Nous reprenons la route vers Mortagne au Perche où il est question de faire une troisième halte avant le final. La souplesse commence à me faire sérieusement défaut ayant de plus en plus de mal à tourner les jambes tellement la douleur est vive, je demande alors à Dany et Christian de ralentir le tempo.
Nous atteignons quand même Mortagne vers 21 heures 15 et nous sommes ravis, ça commence à sentir bon l’arrivée.
Ultime visite à l’infirmerie pour un dernier soin de la cheville et toujours même conseil du médecin.
Christian contrairement à ce qui avait été convenu veut reprendre la route aussitôt le repas pris, Dany et moi lui faisons remarquer que ce type d’erreur se paiera comptant et au prix fort entre Mortagne et Dreux. Il n’en démord pas et nous reprenons la route vers 23 heures et commence la galère.
La fatigue conjuguée à mes problèmes tendineux me font monter les bosses du perche à la vitesse d’un piéton, je trouve l’astuce de me décaler un peu plus à gauche sur ma selle pour libérer ma jambe douleureuse et pédaler uniquement avec l’autre, mais que c’est terriblement dur, je n’avance plus et ce sera comme ça jusqu’à Dreux. Christian quant à lui est au bord de l’endormissement ainsi que nous tous d’ailleurs; nous faisons une mini halte à Brezolles où je m’assoupis sur un banc 1/4 d’heure sous le regard d’un couple de retraités qui a ouvert sa fenêtre nous ayant entendu, et nous encourageant à 3 heures du matin! Nous repartons de plus belle vers Dreux que nous atteindrons vers 4 heures 45.
Je revois Sylvie venue de Montréal que j’avais rencontrée dans les monts d’arrée, son joli visage est tellement marqué par l’effort, elle esquisse quand même un sourire et se rendort sur la table.
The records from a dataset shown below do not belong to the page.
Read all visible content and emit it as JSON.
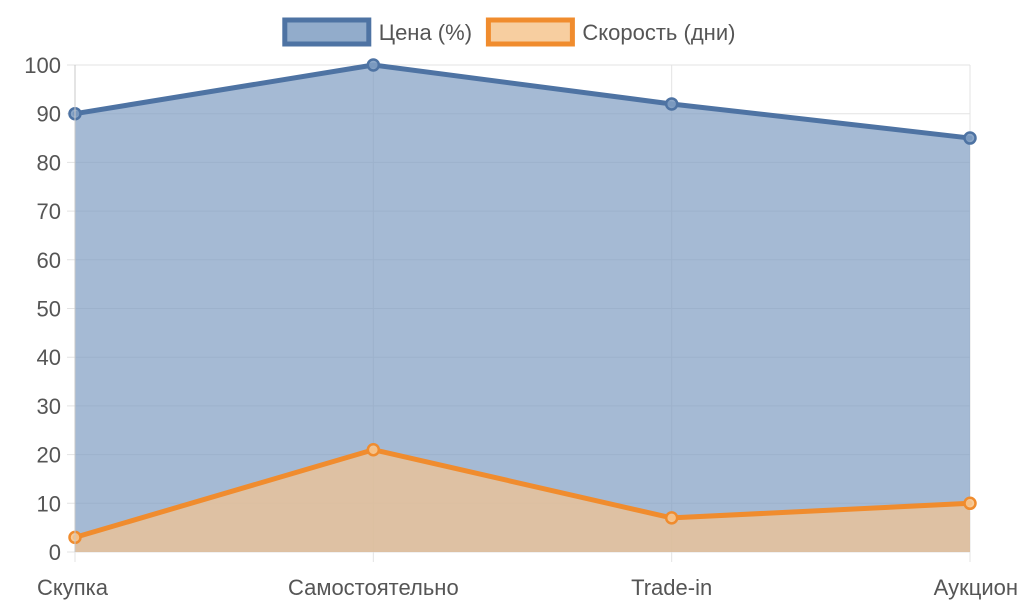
{
  "chart_data": {
    "type": "area",
    "categories": [
      "Скупка",
      "Самостоятельно",
      "Trade-in",
      "Аукцион"
    ],
    "series": [
      {
        "name": "Цена (%)",
        "values": [
          90,
          100,
          92,
          85
        ],
        "color": "#4e73a3",
        "fill": "#7f9dc2"
      },
      {
        "name": "Скорость (дни)",
        "values": [
          3,
          21,
          7,
          10
        ],
        "color": "#f08c2e",
        "fill": "#f6c58f"
      }
    ],
    "ylim": [
      0,
      100
    ],
    "yticks": [
      0,
      10,
      20,
      30,
      40,
      50,
      60,
      70,
      80,
      90,
      100
    ],
    "grid": true,
    "legend": "top-center",
    "title": "",
    "xlabel": "",
    "ylabel": ""
  }
}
Sylvie est vraiment mon héroïne de ce Paris Brest Paris, mon admiration est grande et je n’ai pas pu le lui dire, qu’elle le sache si jamais elle lisait mon récit, (mon mail est bertrand.hourlier@wanadoo.fr)
Nous faisons un dernier repas complet et nous nous octroyons une heure de sommeil. Le réveil est de plus en plus dur, nous repartons et Dany crève 1/2 heure plus tard, c’est la dernière car nous avons crevé une fois chacun. Nous réparons. Nous nous dirigeons vers Guyancourt et un dernier arrêt dans la boulangerie de Gambais est nécessaire pour reprendre un peu de force, nous montons la redoutée montée de Gambaiseuil à 10 %, nous rejoignons Montfort et ça commence à sentir la délivrance. Nous arrivons aux Mousseaux quand nous apercevons nos amis du VCMB venus à notre rencontre et chose insolite, une voiture s’arrête à notre hauteur et la conductrice nous dit toute son admiration et sa reconnaissance face à ce défi et nous félicite encore devant le déluge météorologique, ce sont ces petits gestes qui font la renommée du PBP et qui nous vont droit au coeur et nous aident à terminer.
Nous entamons la dernière côte en bas d’Elancourt et quelques minutes plus tard, une immense joie nous envahit, nous sommes allés jusqu’au bout de nous-mêmes voire au-delà, c’est en même temps la délivrance et l’immense satisfaction d’avoir atteint notre but sous les regards et les applaudissements du public. Peut être nous les avons fait rêver quelques instants, ce serait déjà énorme! Rendez-vous en 2011.